GM has been trying to sell a majority stake in GMAC since last October, hoping that a sale would restore GMAC's investment grade credit rating.
"It's the same story that's come up before, but ... the fact it's been repeated several times now over the last few weeks means that we are actually getting closer to the day where it all goes through," a dealer in London said.
Five-year credit default swaps on GMAC fell some 15 basis points, to be bid at 420 basis points, the dealer said, after falling earlier to as low as 410 basis points. That price means it costs 420,000 euros a year to insure 10 million euros of the company's debt against default.
The report overshadowed an earlier move by Moody's Investors Service, which on Wednesday downgraded GM for the third time since August, citing GM's disclosure that accounting restatements may affect access to a $5.6 billion standby credit facility.
Vinci's debt also rallied after Standard & Poor's removed its BBB+ credit rating on the French construction group from Creditwatch Negative, lifting the threat that Vinci's recently issued hybrid bond, which is rated two notches lower at BBB-, would fall to "junk".
The spread on Vinci's hybrid bond tightened some 6 basis points, bid at 282 basis points, a second trader said.
The cost of default protection on Invensys fell, on continued speculation the UK engineering group might receive a bid from Germany's Siemens.
Five-year credit default swaps traded 30 basis points tighter at 270 basis points, a third trader said.
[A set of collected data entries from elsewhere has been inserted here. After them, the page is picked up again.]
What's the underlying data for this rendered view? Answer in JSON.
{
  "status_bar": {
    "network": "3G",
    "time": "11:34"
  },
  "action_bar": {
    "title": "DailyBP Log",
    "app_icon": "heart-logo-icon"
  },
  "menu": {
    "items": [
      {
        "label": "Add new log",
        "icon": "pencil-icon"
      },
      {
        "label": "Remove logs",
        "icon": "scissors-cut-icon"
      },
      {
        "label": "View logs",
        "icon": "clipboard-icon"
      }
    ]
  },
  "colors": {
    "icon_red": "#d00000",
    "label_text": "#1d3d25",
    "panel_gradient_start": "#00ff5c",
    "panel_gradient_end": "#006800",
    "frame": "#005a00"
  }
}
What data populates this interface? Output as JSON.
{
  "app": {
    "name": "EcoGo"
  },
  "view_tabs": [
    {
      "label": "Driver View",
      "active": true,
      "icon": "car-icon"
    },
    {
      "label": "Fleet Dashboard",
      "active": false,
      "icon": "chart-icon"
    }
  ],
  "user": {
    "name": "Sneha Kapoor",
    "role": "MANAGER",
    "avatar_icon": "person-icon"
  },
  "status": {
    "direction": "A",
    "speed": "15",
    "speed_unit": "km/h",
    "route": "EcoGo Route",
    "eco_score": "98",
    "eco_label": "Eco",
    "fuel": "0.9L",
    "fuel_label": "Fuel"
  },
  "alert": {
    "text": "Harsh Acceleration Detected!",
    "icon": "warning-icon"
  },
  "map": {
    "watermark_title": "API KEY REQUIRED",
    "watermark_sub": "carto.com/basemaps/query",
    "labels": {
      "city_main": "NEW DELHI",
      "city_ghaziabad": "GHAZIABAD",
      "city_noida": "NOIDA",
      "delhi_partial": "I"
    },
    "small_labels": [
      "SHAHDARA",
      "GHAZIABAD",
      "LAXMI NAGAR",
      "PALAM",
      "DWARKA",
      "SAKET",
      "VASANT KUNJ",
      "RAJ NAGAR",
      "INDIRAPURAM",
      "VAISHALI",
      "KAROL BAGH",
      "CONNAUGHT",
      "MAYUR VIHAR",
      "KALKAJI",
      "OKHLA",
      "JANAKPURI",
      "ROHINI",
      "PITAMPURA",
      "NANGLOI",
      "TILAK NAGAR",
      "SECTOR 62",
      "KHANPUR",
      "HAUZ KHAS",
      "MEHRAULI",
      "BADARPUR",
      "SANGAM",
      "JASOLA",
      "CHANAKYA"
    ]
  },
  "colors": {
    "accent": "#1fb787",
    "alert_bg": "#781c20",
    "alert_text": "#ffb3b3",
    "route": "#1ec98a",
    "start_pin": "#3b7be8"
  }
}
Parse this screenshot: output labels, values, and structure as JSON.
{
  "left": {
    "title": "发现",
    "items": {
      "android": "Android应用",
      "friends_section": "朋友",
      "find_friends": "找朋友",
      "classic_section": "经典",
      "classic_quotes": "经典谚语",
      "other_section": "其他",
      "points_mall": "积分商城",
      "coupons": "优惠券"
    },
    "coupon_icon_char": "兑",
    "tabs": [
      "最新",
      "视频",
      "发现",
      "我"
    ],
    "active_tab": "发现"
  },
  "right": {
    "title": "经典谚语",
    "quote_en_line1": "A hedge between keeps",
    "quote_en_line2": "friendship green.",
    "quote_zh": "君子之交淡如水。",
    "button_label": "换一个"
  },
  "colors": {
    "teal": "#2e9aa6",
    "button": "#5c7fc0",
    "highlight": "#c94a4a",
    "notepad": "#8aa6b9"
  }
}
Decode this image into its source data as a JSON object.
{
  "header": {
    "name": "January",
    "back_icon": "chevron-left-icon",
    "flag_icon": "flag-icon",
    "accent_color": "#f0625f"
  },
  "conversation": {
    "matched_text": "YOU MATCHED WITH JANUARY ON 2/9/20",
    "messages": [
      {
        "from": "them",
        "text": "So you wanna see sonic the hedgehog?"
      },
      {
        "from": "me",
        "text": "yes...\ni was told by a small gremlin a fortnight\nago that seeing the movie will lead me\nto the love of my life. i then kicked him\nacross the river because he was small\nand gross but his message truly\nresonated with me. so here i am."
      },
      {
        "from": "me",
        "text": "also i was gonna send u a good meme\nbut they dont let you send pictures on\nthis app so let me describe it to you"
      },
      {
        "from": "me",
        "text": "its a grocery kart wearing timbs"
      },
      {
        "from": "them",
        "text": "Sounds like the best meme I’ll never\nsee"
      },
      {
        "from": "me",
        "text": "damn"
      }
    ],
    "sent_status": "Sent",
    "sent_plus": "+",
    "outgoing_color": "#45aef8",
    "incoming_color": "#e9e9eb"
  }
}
The contracts have dropped more than 100 basis points this week.
Default swaps on Dutch market research firm VNU also maintained an early rally, sparking when the Financial Times newspaper reported nearly half of VNU shareholders intended to reject a buyout offer from a group of private equity firms.
Five-year credit default swaps on VNU stood 20 basis points lower, bid at 160 basis points, another trader said.
The FTSE Euro Corporate Bond Index showed investment-grade corporate bonds in euros yielding an average 48.4 basis points more than similarly dated government bonds at 1459 GMT, 0.2 basis points lower on the day.
In the primary market, the European Investment Bank (EIB), the financing arm of the European Union, sold a 5 billion euro, five-year bond, with a dearth of government bond sales at this maturity helping it to build a 7 billion euro order book.
Rising interest rates - which push up bond yields, meaning investors can meet yield targets through buying shorter-dated paper - also helped the EIB, it said.
HSBC, ING, Lehman Brothers and Nomura managed the deal.
The bond pays a coupon of 3.625 percent, and was sold to yield 9 basis points under swaps, in the middle of earlier guidance for a spread of swaps minus 8 to 10 basis points.